I totally agree with everything the hon. Member says. There are areas across the UK where there are inequalities in people’s access to GPs, and there needs to be a level playing field across the board.
We must consider value for money. Evidence indicates that every £1 invested in GP services yields a £14 return for the local economy. Let me revisit the crucial role of face-to-face appointments. In an increasingly digital world, it is pertinent to ask just how important in-person consultations truly are. While the question is valid, what remains crucial is that face-to-face interactions allow GPs to deliver holistic care that surpasses what is achievable in the virtual environment.
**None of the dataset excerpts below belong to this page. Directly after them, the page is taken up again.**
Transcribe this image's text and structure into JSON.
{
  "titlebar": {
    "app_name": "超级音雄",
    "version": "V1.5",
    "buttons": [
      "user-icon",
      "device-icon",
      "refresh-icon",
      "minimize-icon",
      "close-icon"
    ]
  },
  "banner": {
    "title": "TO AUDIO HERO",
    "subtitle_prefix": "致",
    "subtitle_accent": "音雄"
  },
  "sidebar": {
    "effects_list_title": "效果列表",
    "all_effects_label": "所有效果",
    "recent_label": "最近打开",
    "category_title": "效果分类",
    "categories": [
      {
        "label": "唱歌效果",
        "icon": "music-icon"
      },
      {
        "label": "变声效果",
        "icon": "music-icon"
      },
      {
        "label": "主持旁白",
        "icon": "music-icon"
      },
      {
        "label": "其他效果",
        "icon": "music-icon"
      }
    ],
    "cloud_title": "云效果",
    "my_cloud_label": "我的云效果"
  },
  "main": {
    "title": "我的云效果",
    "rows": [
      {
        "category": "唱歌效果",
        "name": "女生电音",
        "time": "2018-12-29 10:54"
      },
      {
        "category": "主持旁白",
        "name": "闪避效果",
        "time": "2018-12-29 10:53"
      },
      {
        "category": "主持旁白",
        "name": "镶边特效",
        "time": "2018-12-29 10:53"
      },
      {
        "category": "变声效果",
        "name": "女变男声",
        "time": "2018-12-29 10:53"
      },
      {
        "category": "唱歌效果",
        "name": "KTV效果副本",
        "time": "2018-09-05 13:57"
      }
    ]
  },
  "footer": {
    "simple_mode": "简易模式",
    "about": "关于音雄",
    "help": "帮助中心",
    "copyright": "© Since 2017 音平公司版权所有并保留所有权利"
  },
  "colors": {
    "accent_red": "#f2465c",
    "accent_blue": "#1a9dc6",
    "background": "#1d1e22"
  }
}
Face-to-face appointments facilitate physical examinations, which are indispensable for accurate diagnosis and treatment planning. While the advances in telemedicine are certainly welcome, physical examinations remain essential for certain symptoms and conditions. In-person consultations are key to effective communication, as they enable GPs to observe non-verbal cues and facial expressions that are crucial in understanding a patient’s needs. Such interactions foster trust, empathy and understanding, greatly enhancing personalised care. This trust encourages patients to be more honest and forthcoming, directly contributing to improved health outcomes. For many vulnerable groups, such as the elderly or individuals living with poor mental health, face-to-face appointments serve as a lifeline. They offer reassurance and a sense of connection, helping to combat isolation and ensure comprehensive care.
In 2022, as we emerged from the covid pandemic, there were 9.7 million GP consultations in Northern Ireland. In 2023, that number increased to 10.1 million. However, we must face the reality that one third of GP practices need the support of the practice improvement crisis response team. I am troubled that with private GP services, we risk creating a two-tier system that exacerbates health inequalities, both in North Down and across Northern Ireland and the rest of the UK. We must have a GP service that is accessible to all, not just a service reserved for those who can afford it.
We need to invest in our GP workforce and develop effective retention strategies. I direct the House’s attention to the 17 recommendations made by the Royal College of General Practitioners Northern Ireland in its document “A Workforce Fit for the Future”, which warrants thorough consideration followed by decisive action. Other solutions, such as the Pharmacy First programme, deserve detailed consideration. That practice, enabled across the UK, has been shown to effectively serve deprived communities and has real potential to alleviate the workload on our GPs. Therefore, this challenge is not a matter of choosing one over the other, but rather of finding a balance where digital and face-to-face services complement each other in delivering optimal healthcare.
Patients are becoming increasingly frustrated at not being able to speak to or see their GP. GPs are becoming increasingly frustrated at the ever-increasing workload, which has a knock-on effect, with many people having to go to their nearest accident and emergency unit. Those have some very long waiting times, and that adds more pressure to the health system. I emphasise and underline that access to GP services and face-to-face appointments are vital to maintaining a robust health system across the UK.
As I finish, allow me to pose some questions informed by the Royal College of General Practitioners Northern Ireland. Is it not true that Northern Ireland has the lowest proportion of its healthcare budget allocated to GP services, compared with the rest of the UK? Can anyone point to anywhere that spends less? Does the Minister agree that Northern Ireland deserves better?